Voor hun onderzoek selecteerden de onderzoekers de tien meest schadelijke overstromingen in Duitsland sinds 1950 en verplaatsten de regenval op dat moment naar drie afstanden (20, 50 en 100 kilometer) en acht richtingen. Dergelijke verschuivingen zijn goed gerechtvaardigd gezien de betrokken mechanismen:de paden van neerslagvormende lagedruksystemen worden gedomineerd door niet-lineaire interacties op schalen van ~1.000 kilometer of meer.
Daarom kunnen de neerslagvelden van individuele gebeurtenissen zich ook anders ontwikkelen als de algehele meteorologische situatie enigszins anders is. Deze 24 contrafeitelijke neerslaggebeurtenissen voor elk van de tien grootste rampen werden in een overstromingsmodel ingevoerd om de ernst van de overstroming voor de overeenkomstige regio's in Duitsland te kwantificeren.
Resultaten op basis van het voorbeeld van de kerstvloed van 1993
Het bleek dat de verschuiving in de neerslag tot veel ernstiger overstromingen kan leiden dan de feitelijke gebeurtenis. Als voorbeeld dienen de Kerstoverstromingen van 1993:
De wijdverbreide en deels extreme neerslag in december 1993 leidde met Kerstmis 1993 tot overstromingen langs de Midden- en Nederrijn, wat leidde tot verschillende dodelijke slachtoffers en overstromingen in drie deelstaten. Alleen al in Keulen werden ruim 13.500 huishoudens getroffen. Een contrafeitelijke overstroming is hier het gevolg van een verschuiving van het neerslagveld met 50 kilometer naar het noordoosten. Als daar de regen zou zijn gevallen, zouden veel van de door overstromingen getroffen locaties zwaarder zijn getroffen.
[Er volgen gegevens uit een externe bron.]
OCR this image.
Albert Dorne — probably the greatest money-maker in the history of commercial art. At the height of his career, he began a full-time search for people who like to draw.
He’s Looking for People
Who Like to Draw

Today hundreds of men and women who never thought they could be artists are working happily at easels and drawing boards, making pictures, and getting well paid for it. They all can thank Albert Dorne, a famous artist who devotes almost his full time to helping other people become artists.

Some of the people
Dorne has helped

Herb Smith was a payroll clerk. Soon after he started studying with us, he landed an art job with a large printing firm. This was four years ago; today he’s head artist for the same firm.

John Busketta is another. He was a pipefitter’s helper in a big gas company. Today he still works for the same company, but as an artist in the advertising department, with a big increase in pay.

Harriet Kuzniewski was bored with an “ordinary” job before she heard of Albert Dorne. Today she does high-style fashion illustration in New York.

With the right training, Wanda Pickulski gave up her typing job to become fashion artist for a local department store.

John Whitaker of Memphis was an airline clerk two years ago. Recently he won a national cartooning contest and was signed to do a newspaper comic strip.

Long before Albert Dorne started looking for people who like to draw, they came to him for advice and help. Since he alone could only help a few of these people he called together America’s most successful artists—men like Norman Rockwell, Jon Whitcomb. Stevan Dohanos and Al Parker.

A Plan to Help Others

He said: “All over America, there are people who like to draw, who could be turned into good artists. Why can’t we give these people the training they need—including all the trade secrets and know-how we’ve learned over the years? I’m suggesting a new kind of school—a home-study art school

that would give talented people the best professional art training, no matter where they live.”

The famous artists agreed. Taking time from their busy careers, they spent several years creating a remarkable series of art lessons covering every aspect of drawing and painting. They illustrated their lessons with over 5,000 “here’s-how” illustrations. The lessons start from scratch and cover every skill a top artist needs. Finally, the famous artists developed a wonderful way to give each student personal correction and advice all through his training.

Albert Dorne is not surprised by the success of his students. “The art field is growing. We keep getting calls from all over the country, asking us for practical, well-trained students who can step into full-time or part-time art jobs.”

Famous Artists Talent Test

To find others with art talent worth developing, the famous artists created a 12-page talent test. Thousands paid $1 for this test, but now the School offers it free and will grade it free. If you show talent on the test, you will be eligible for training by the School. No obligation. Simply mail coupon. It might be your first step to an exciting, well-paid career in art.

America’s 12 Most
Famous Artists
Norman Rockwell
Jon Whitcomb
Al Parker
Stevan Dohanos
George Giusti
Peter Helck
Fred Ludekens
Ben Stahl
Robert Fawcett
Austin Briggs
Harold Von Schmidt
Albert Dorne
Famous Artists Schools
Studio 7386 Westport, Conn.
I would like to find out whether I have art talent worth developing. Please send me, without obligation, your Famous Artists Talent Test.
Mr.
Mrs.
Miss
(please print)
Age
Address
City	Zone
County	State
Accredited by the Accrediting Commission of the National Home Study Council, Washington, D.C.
Bovendien zouden veel locaties die gespaard zijn gebleven van verwoestingen getroffen zijn door rivierwaterstanden die de waterkeringen te boven gingen.
Gebieden in het stroomgebied van de Weser die in 1993 slechts licht getroffen waren, zouden bijvoorbeeld te maken hebben gehad met overstromingen die groter waren dan de 100-jarige overstroming. Over het geheel genomen genereren de contrafeitelijke scenario's piekafvoeren bij meer dan 70 procent van de 516 riviermeters in Duitsland die in dit onderzoek zijn beschouwd, en die de recordoverstromingen die daar momenteel zijn geregistreerd, overschrijden.
Vooruitzichten:gebruik van contrafeitelijke scenario's voor risicobeheer
"Aangezien risicobeheer de neiging heeft zich te concentreren op de grootste waargenomen overstromingen, is het gemak waarmee onze aanpak veel nieuwe records genereert verontrustend", vat Merz samen.
"Onze nieuwe aanpak is in staat plausibele uitzonderlijke scenario's te genereren die kunnen worden gebruikt om overstromingsrisico's aan leken te communiceren en het beheer van overstromingsrisico's te ondersteunen. Hoewel schade niet volledig kan worden voorkomen wanneer zich uitzonderlijke overstromingen voordoen, kan risicobeheer desastreuze gevolgen beperken", voegt Sergiy Vorogushyn toe. .
Prognoses, vroegtijdige waarschuwing en evacuatieprogramma's kunnen bijvoorbeeld dodelijke slachtoffers voorkomen. Ruimtelijke ordening en infrastructuurbeheer kunnen ervoor zorgen dat gevoelige infrastructuur, zoals verzorgingshuizen voor ouderen, en kritieke infrastructuur, zoals elektriciteitscentrales, zich niet in gevaarlijke zones bevinden of beschermd zijn tegen overstromingen.
Bovendien kan het infrastructuurbeheer back-up- en redundantiemaatregelen ontwerpen voor continu gebruik tijdens overstroming en maatregelen ontwikkelen die een snelle terugkeer naar het minimale serviceniveau mogelijk maken als een storing niet kan worden voorkomen.